Each resource is pre-defined within our platform, which means we already know the inputs, configurations, and states. So, when you create a resource, our platform sends all the information to the selected cloud provider and provisions it automatically. It’s a self-service model that makes life really easy for developers.” -
Connection Domain
”Next is Connection, which handles credentials. If you want to provision resources on AWS or Azure or any other provider, you need valid credentials. That’s exactly what the Connection domain does—it stores and manages those credentials securely, under the environment that needs them. Without these connections, you couldn’t deploy anything to the cloud!” -
Config Map
”Another resource that also lives under an environment is the Config Map.
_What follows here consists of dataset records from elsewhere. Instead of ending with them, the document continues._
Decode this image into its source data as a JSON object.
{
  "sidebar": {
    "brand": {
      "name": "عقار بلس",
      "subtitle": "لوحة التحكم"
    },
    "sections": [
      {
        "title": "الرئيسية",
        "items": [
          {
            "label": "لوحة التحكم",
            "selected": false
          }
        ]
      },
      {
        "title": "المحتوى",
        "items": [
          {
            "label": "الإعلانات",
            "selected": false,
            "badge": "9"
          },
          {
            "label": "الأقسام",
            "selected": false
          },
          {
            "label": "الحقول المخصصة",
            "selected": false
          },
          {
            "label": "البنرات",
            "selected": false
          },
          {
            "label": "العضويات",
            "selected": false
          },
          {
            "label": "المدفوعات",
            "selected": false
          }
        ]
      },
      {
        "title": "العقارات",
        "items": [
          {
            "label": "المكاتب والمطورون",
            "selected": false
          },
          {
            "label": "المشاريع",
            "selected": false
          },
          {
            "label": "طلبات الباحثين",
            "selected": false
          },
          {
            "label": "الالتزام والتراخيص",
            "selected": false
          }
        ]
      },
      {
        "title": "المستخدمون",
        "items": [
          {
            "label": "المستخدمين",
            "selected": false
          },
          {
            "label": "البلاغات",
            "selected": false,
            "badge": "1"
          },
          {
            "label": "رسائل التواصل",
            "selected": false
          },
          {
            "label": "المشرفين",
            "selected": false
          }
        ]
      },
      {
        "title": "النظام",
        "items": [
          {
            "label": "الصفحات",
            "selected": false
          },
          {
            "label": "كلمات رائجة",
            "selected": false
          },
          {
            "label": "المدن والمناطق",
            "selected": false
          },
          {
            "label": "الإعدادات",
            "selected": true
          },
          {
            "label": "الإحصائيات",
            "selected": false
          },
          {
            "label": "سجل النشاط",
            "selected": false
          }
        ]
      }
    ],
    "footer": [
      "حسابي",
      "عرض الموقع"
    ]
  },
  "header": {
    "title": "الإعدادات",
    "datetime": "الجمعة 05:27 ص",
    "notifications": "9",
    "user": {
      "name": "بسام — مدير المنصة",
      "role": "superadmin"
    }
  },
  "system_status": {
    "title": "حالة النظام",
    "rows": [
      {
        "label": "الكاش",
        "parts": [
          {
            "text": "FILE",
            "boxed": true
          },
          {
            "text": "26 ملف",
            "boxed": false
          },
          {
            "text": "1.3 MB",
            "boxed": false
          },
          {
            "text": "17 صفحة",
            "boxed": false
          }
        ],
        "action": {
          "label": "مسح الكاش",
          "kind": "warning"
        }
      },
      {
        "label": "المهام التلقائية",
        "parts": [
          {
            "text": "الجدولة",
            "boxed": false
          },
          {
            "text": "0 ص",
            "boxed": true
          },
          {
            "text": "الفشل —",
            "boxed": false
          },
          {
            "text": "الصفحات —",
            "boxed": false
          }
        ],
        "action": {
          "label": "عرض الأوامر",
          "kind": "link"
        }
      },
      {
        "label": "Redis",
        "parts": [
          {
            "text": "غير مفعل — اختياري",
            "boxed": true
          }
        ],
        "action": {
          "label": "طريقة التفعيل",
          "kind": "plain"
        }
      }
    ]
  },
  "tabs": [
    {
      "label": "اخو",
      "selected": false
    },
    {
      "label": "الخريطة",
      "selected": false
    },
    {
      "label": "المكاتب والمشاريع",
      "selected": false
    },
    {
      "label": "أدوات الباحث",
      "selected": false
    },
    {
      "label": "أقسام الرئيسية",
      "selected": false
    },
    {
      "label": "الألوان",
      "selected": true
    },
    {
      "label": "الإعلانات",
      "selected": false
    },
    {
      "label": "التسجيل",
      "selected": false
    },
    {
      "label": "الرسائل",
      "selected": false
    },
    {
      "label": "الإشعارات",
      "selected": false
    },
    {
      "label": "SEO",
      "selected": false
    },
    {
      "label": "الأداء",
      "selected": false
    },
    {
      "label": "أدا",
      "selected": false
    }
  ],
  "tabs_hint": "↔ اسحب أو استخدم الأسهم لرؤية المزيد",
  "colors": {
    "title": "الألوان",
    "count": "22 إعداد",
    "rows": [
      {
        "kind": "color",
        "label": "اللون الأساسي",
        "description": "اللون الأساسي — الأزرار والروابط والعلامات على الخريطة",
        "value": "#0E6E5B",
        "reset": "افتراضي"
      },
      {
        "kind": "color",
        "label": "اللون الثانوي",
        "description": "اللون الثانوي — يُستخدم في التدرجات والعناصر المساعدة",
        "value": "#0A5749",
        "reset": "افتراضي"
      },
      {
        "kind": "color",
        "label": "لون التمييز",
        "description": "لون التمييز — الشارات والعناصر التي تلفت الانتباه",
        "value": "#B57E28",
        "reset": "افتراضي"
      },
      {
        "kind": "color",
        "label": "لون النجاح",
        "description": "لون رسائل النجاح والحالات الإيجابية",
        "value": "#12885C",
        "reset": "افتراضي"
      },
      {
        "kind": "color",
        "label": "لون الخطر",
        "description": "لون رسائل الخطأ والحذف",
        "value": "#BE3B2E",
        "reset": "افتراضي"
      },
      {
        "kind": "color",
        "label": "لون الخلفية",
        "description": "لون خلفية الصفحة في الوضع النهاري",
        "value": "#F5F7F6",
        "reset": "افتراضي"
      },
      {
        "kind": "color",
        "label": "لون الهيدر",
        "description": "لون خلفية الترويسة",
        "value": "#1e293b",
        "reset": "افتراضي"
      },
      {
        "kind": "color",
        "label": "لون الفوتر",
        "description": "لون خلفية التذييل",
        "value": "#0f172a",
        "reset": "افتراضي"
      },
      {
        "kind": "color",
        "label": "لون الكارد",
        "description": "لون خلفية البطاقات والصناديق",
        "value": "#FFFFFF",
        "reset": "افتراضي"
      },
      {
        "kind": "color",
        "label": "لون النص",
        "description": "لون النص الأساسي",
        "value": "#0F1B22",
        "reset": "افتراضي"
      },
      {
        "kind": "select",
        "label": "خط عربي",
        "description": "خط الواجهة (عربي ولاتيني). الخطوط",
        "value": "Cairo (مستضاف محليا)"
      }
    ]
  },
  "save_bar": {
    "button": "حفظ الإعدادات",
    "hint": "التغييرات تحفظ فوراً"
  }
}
This is basically a key-value store where you define variables you need for your applications—like environment variables, database connection strings, or any custom settings. When you deploy a microservice, these Config Maps inject the needed values so everything is consistent and centralized.”
4. GoToBuild Domain
“Now, moving on to the GoToBuild domain. Unlike GoToCloud, GoToBuild resources are typically owned at the organization level because they’re not environment-specific. These resources help you develop and build your services:
- Cookie cutter templates: Predefined templates to bootstrap new services quickly.
- GitHub Actions/Workflows: Automated build pipelines that run whenever you push code.
- Service definitions: The fundamental information about your microservices, which remains the same across dev, staging, or prod.
Basically, if it has to do with building and bundling your software before deployment, you’ll find it under GoToBuild.”
5. IAC (Infrastructure as Code) Modules
“Next, we have IAC Modules, or Infrastructure as Code modules. These are reusable code templates that define how certain resources are created or configured. Since they work for any environment, the modules live at the organization level. The only thing that changes is the input you pass in—like region, environment name, or resource size. But the core logic stays the same.”
6. IAMs (Identity and Access Management)
“Our platform also handles IAM resources. There are two main types:
- Identity Account: Each user who signs up on the platform gets an identity account. A single user can be part of multiple organizations, so this doesn’t always have a direct one-to-one relationship with just one organization.
- Teams: A group of identity accounts. Teams live under an organization and help you assign access or permissions to multiple users at once.”